Ks. proboszcz Władysław Piekarski zapytał co my, jako mieszkańcy, możemy w tej chwili zrobić, aby nie dopuścić do prowadzenia skupu złomu w centrum sołectwa.
Edward Bizoń stwierdził, że gmina jest stroną w tym sporze, ponieważ 3 ary obszaru należącego do gminy, graniczą z terenem kółka. Przypomniał również, że firma SCRAP nielegalnie wybudowała wagę, co było samowolą budowlaną.

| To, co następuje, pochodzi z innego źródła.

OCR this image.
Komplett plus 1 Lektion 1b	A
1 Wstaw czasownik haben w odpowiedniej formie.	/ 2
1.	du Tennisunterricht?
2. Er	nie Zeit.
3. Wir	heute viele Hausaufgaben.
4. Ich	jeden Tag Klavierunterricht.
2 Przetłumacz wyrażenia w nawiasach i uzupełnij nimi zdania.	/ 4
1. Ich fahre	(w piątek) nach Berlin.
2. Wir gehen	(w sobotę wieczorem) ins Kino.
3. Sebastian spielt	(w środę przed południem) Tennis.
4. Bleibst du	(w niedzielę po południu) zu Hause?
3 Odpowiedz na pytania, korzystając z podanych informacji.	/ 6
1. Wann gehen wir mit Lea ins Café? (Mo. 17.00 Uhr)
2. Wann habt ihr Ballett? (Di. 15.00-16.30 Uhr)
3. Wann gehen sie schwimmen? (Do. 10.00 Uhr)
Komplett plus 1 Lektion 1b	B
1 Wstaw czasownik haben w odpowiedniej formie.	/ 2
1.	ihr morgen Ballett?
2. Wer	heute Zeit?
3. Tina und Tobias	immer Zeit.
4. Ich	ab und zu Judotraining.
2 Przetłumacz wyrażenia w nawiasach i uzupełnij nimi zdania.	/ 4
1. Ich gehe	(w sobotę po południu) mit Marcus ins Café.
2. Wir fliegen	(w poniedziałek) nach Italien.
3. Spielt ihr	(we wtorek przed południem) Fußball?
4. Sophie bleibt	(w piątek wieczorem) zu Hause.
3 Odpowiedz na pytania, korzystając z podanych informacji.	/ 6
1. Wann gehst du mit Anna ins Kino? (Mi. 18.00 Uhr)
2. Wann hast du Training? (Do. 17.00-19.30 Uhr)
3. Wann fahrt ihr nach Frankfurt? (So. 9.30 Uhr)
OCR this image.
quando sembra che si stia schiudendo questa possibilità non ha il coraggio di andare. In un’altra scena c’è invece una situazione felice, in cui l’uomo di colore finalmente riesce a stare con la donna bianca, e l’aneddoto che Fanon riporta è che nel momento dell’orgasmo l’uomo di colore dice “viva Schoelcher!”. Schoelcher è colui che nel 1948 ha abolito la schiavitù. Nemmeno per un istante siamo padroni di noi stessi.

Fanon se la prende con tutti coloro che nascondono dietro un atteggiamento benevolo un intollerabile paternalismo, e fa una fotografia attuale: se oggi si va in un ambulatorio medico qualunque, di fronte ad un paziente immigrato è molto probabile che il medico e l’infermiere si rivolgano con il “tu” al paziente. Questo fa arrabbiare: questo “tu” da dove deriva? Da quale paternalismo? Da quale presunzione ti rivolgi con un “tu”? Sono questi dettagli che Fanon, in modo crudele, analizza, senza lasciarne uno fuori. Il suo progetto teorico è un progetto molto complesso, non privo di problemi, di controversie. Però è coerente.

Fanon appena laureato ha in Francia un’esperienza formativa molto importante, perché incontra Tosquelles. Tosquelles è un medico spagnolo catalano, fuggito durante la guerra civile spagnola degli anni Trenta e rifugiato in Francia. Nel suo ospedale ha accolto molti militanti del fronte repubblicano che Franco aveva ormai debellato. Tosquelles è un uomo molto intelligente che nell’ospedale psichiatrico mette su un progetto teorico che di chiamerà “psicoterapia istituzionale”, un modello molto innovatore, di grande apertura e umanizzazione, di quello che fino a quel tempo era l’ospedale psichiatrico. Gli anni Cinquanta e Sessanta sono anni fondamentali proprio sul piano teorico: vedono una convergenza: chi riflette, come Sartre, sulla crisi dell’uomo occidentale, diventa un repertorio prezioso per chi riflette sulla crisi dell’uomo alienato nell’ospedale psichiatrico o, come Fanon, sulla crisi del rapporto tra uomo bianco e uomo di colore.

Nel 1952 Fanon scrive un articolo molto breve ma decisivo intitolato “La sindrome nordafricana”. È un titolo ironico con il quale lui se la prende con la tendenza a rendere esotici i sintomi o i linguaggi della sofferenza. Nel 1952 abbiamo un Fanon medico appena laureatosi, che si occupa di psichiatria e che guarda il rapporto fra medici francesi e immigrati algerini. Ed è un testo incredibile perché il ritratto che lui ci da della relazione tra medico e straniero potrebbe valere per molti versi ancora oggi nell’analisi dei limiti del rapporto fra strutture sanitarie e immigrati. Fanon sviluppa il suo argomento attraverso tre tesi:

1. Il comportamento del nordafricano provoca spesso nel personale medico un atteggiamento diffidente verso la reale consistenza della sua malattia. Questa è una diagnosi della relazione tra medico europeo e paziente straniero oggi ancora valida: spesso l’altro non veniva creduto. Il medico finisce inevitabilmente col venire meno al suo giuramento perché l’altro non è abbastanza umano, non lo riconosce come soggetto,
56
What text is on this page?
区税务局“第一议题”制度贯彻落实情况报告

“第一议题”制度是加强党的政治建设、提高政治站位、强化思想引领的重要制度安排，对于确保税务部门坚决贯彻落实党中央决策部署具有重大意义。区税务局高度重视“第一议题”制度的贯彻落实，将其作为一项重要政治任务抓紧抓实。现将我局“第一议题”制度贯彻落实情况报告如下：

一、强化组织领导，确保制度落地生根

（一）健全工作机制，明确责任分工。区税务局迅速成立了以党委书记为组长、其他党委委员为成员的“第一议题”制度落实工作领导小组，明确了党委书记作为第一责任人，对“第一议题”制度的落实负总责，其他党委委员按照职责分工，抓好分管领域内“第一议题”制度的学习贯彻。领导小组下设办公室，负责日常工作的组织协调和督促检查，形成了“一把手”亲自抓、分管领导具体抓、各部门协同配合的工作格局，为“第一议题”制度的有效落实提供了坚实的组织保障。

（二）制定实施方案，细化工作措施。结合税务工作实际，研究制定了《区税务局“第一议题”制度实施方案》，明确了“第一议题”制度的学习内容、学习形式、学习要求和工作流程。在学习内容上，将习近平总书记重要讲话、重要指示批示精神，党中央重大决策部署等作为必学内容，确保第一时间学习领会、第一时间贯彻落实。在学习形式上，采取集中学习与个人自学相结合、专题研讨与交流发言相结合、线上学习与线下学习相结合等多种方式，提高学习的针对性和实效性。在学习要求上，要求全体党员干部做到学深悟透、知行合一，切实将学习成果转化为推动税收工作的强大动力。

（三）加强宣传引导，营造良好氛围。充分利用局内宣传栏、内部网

Wiesław Nawrocki zaproponował, by wystąpić do odpowiedniego sądu w celu sprawdzenia czy kółko działa legalnie.
Franciszek Owczarz powiedział, że był świadkiem nielegalnych działań na terenie kółka rolniczego.
Jacek Łuszczak wyjaśnił, że nie jest prawdą, jakoby Urząd Gminy chciał sprzedać teren kółka rolniczego, gdyż jako radny nie zna takiej możliwości, a ponadto gmina nie ma pieniędzy na ten cel.
Tadeusz Wróbel powiedział, że należy znaleźć inwestora, który zagospodarowałby teren i wykonał parking oraz inne potrzebne inwestycje.
Jacek Łuszczak następnie odczytał wniosek podpisany przez wszystkich obecnych. Wynika z niego, że przybyli są przeciwni prowadzeniu punktu skupu złomu na terenie byłego kółka rolniczego, widząc potrzebę wykonania tam parkingu.
Sołtys zakończył zebranie, dziękując obecnym za przybycie.
Jak widać, mieszkańcy Bestwinki udowodnili, że potrafią się porozumieć i działać dla dobra wspólnego.